Le tableau du proto-outil a aussi servi à documenter sa journée, à lister les étapes clés et le déroulement de sa pratique. Ainsi, lorsque des tâches n’ont pas de concrétisation à court terme (phase de conceptualisation ou d’idéation sans production de livrable par exemple), réviser sa journée en prenant conscience de l’ensemble des actions effectuées permet, comme l’évoque Alice, de déculpabiliser et plus généralement de se positionner par rapport à soi-même.

Puis je peux comparer ça avec le planning que je m’étais préparé et de voir si je le suis ou pas du tout. Je serais prête à le réutiliser, oui ! »

— Alice Blot

Certains designers, dont Alice, utilisent déjà des listes mémo personnelles décrivant un plan de route pour la journée. Le proto-outil a permis à Alice de comparer sa prévision à ses actions réelles. La réflexion sur sa pratique lui permet alors de questionner à la fois ses exigences (trop hautes ? trop modestes ? pertinentes ou non ?) et sa pratique concrète (ai-je respecter mes objectifs ? que dois-je ou ne dois-je pas faire ? que pourrais-je changer dans ma pratique pour ?).

« Pour l’instant ça ne me sert pas vraiment et je ne vois pas à quoi ça pourrait me servir, mais ça me déculpabilise un peu parce que j’ai eu l’impression de rien faire de ma journée alors qu’au vu du tableau si ! Et en même temps je pense que sur d’autres journées ce serait au contraire culpabilisant, surtout que mon mode de travail c’est “j’ai travaillé 1h sur le projet aujourd’hui et le reste du temps j’ai glandé en attendant d’avoir des idées” (comme beaucoup de créatifs j’imagine). »

— Clara Chaume

Le proto-outil permet de réviser sa journée de pratique, et implique de se positionner face à ses propres actions passées : cela amène alors à un jugement de sa pratique, en sa faveur (satisfaction) ou non (déception). La visualisation de ses actions peut donc avoir un impact direct sur l’état d’esprit du designer lors de la révision de sa pratique, et il en est de sa responsabilité d’être honnête avec soi-même, de prendre conscience et de réagir voire de re-questionner son utilisation de l’instrument.

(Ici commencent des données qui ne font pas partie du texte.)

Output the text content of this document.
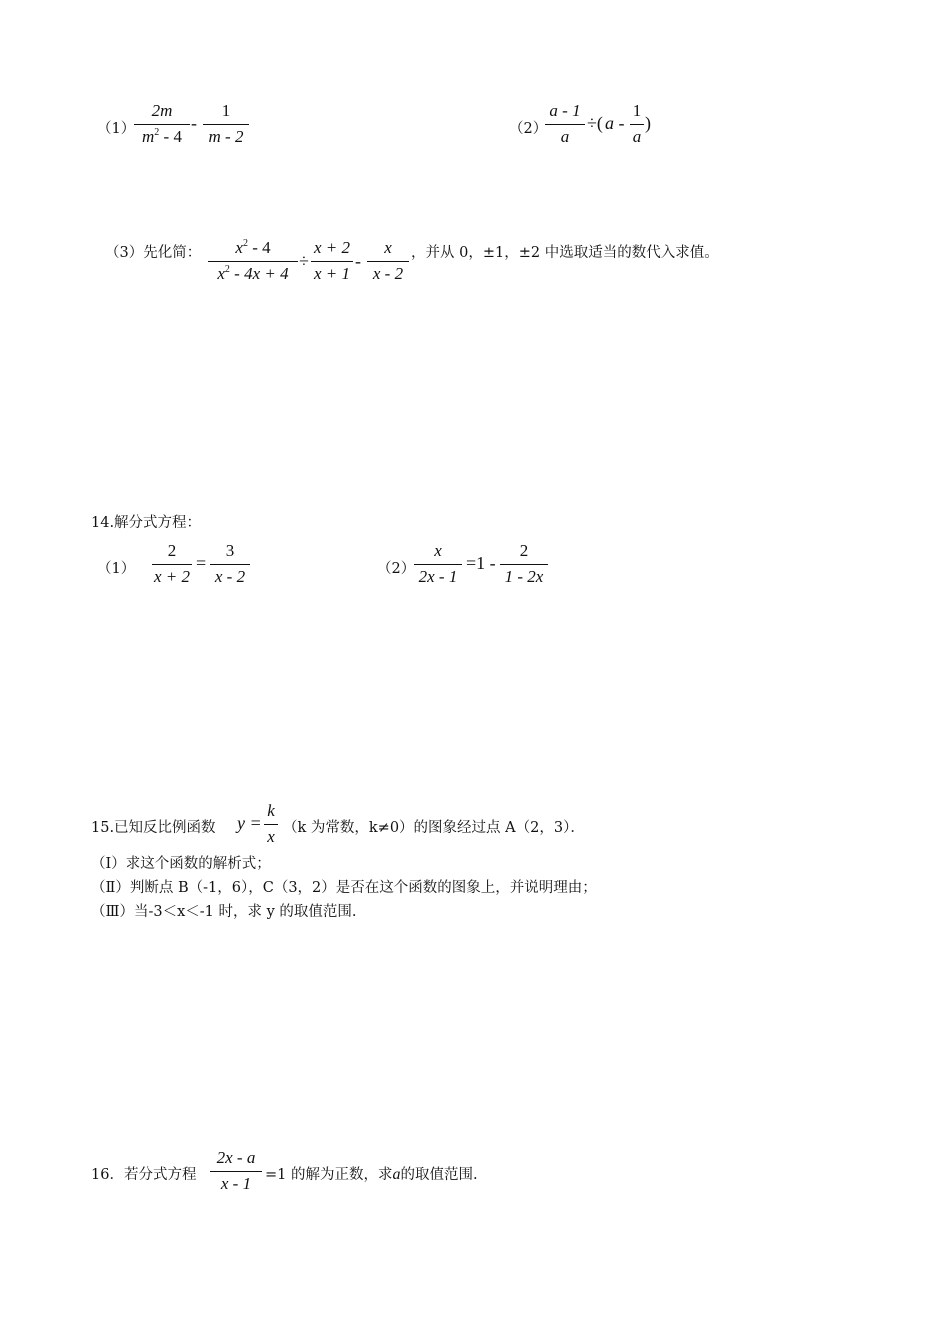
（1）
2m
$m^2 - 4$
-
1
m - 2	（2）
a - 1
a
÷( a -
1
a
)
（3）先化简：	$x^2 - 4$
$x^2 - 4x + 4$
÷
x + 2
x + 1
-
x
x - 2
，并从 0，±1，±2 中选取适当的数代入求值。
14.解分式方程：
（1）
2
x + 2
=
3
x - 2	（2）
x
2x - 1
=1 -
2
1 - 2x
15.已知反比例函数 y =
k
x （k 为常数，k≠0）的图象经过点 A（2，3）．
（Ⅰ）求这个函数的解析式；
（Ⅱ）判断点 B（-1，6），C（3，2）是否在这个函数的图象上，并说明理由；
（Ⅲ）当-3＜x＜-1 时，求 y 的取值范围.
16．若分式方程
2x - a
x - 1 =1 的解为正数，求a的取值范围.
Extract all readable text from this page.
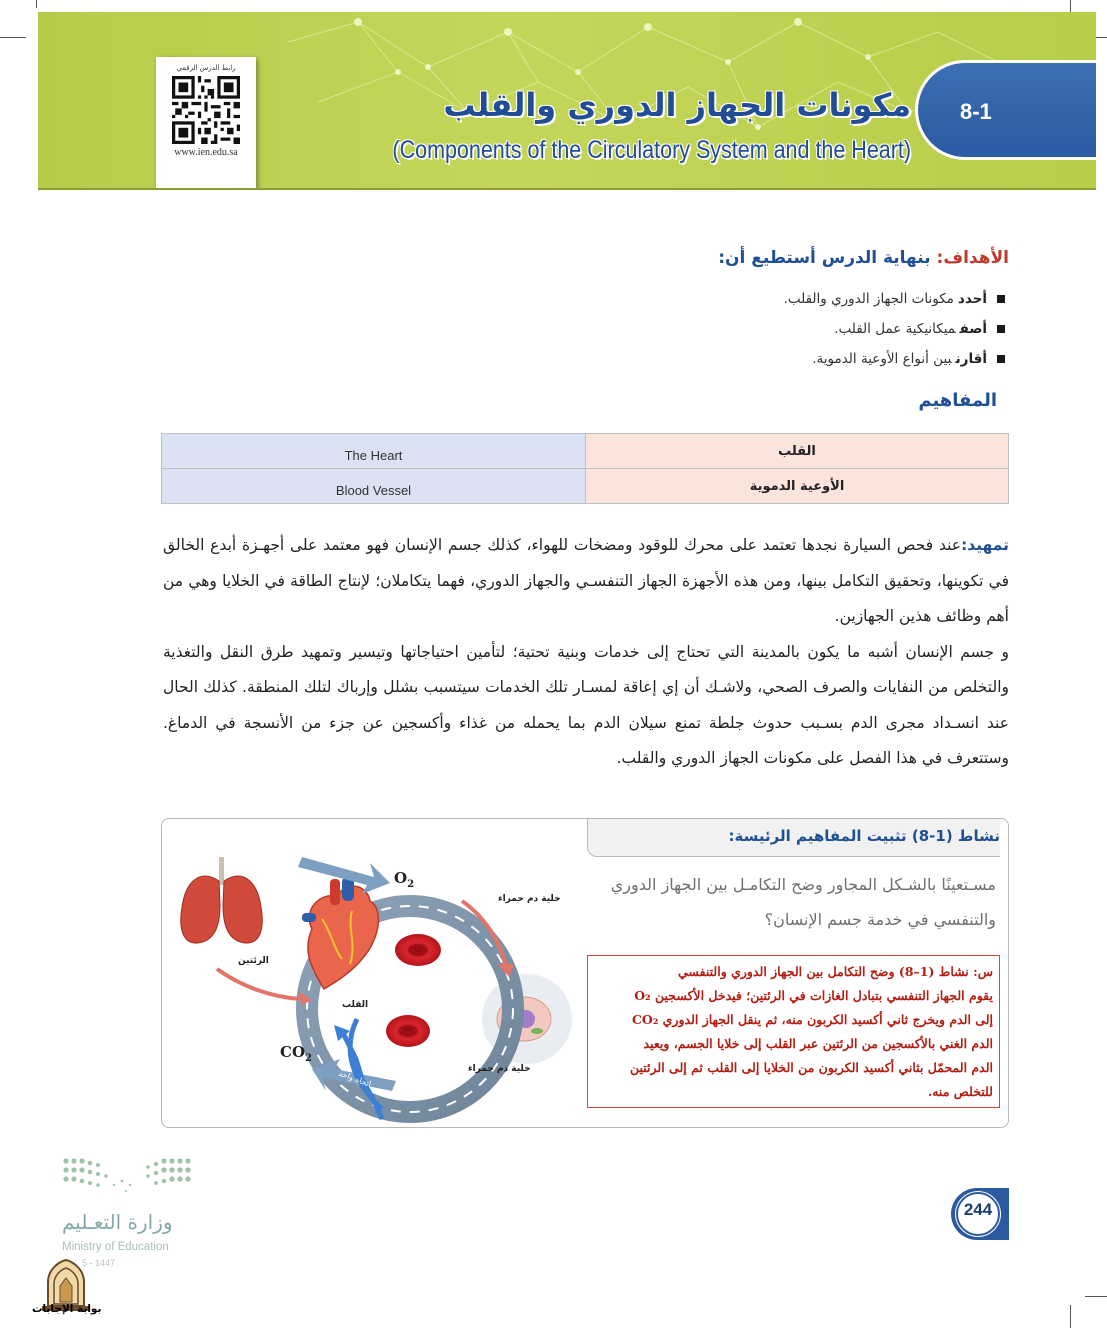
رابط الدرس الرقمي
www.ien.edu.sa
8-1
مكونات الجهاز الدوري والقلب
(Components of the Circulatory System and the Heart)
الأهداف: بنهاية الدرس أستطيع أن:
أحددمكونات الجهاز الدوري والقلب.
أصفميكانيكية عمل القلب.
أقارنبين أنواع الأوعية الدموية.
المفاهيم
The Heart	القلب
Blood Vessel	الأوعية الدموية

تمهيد:عند فحص السيارة نجدها تعتمد على محرك للوقود ومضخات للهواء، كذلك جسم الإنسان فهو معتمد على أجهـزة أبدع الخالق في تكوينها، وتحقيق التكامل بينها، ومن هذه الأجهزة الجهاز التنفسـي والجهاز الدوري، فهما يتكاملان؛ لإنتاج الطاقة في الخلايا وهي من أهم وظائف هذين الجهازين.

و جسم الإنسان أشبه ما يكون بالمدينة التي تحتاج إلى خدمات وبنية تحتية؛ لتأمين احتياجاتها وتيسير وتمهيد طرق النقل والتغذية والتخلص من النفايات والصرف الصحي، ولاشـك أن إي إعاقة لمسـار تلك الخدمات سيتسبب بشلل وإرباك لتلك المنطقة. كذلك الحال عند انسـداد مجرى الدم بسـبب حدوث جلطة تمنع سيلان الدم بما يحمله من غذاء وأكسجين عن جزء من الأنسجة في الدماغ. وستتعرف في هذا الفصل على مكونات الجهاز الدوري والقلب.

اتجاه واحد
اتجاه واحد
$O_2$
$CO_2$
خلية دم حمراء
خلية دم حمراء
الرئتين
القلب
نشاط (1-8) تثبيت المفاهيم الرئيسة:
مسـتعينًا بالشـكل المجاور وضح التكامـل بين الجهاز الدوري والتنفسي في خدمة جسم الإنسان؟

س: نشاط (1–8) وضح التكامل بين الجهاز الدوري والتنفسي

يقوم الجهاز التنفسي بتبادل الغازات في الرئتين؛ فيدخل الأكسجين O₂

إلى الدم ويخرج ثاني أكسيد الكربون منه، ثم ينقل الجهاز الدوري CO₂

الدم الغني بالأكسجين من الرئتين عبر القلب إلى خلايا الجسم، ويعيد

الدم المحمّل بثاني أكسيد الكربون من الخلايا إلى القلب ثم إلى الرئتين

للتخلص منه.

وزارة التعـليم
Ministry of Education
5 - 1447
بوابة الإجابات
244
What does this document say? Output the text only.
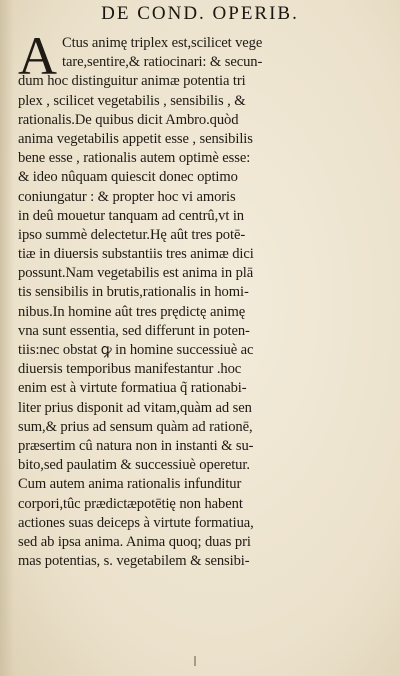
DE COND. OPERIB.
A Ctus animę triplex est,scilicet vege
tare,sentire,& ratiocinari: & secun-
dum hoc distinguitur animæ potentia tri
plex , scilicet vegetabilis , sensibilis , &
rationalis.De quibus dicit Ambro.quòd
anima vegetabilis appetit esse , sensibilis
bene esse , rationalis autem optimè esse:
& ideo nûquam quiescit donec optimo
coniungatur : & propter hoc vi amoris
in deû mouetur tanquam ad centrû,vt in
ipso summè delectetur.Hę aût tres potē-
tiæ in diuersis substantiis tres animæ dici
possunt.Nam vegetabilis est anima in plā
tis sensibilis in brutis,rationalis in homi-
nibus.In homine aût tres prędictę animę
vna sunt essentia, sed differunt in poten-
tiis:nec obstat ꝙ in homine successiuè ac
diuersis temporibus manifestantur .hoc
enim est à virtute formatiua q̃ rationabi-
liter prius disponit ad vitam,quàm ad sen
sum,& prius ad sensum quàm ad rationē,
præsertim cû natura non in instanti & su-
bito,sed paulatim & successiuè operetur.
Cum autem anima rationalis infunditur
corpori,tûc prædictæpotētię non habent
actiones suas deiceps à virtute formatiua,
sed ab ipsa anima. Anima quoq; duas pri
mas potentias, s. vegetabilem & sensibi-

En effet, l’instrument n’a pas pour but d’accompagner le designer sur toutes ses pratiques, ni même tout au long d’une pratique : le designer décide de la pertinence de l’instrument selon son besoin, et nous ne contraignons aucun modèle idéal d’utilisation.

« J’imagine ça appliqué en entreprise et ça me permettrait de mieux quantifier le temps que je passe sur telles ou telles tâches parce que je n’en ai aucune idée vu que j’alterne entre plein de tâches. »

— Clara Chaume

La révision de sa pratique a servi à Clara de vue d’ensemble du déroulement des tâches de sa pratique, pour ajuster sa manière de programmer des actions dans le temps et pour prendre conscience de ses capacités.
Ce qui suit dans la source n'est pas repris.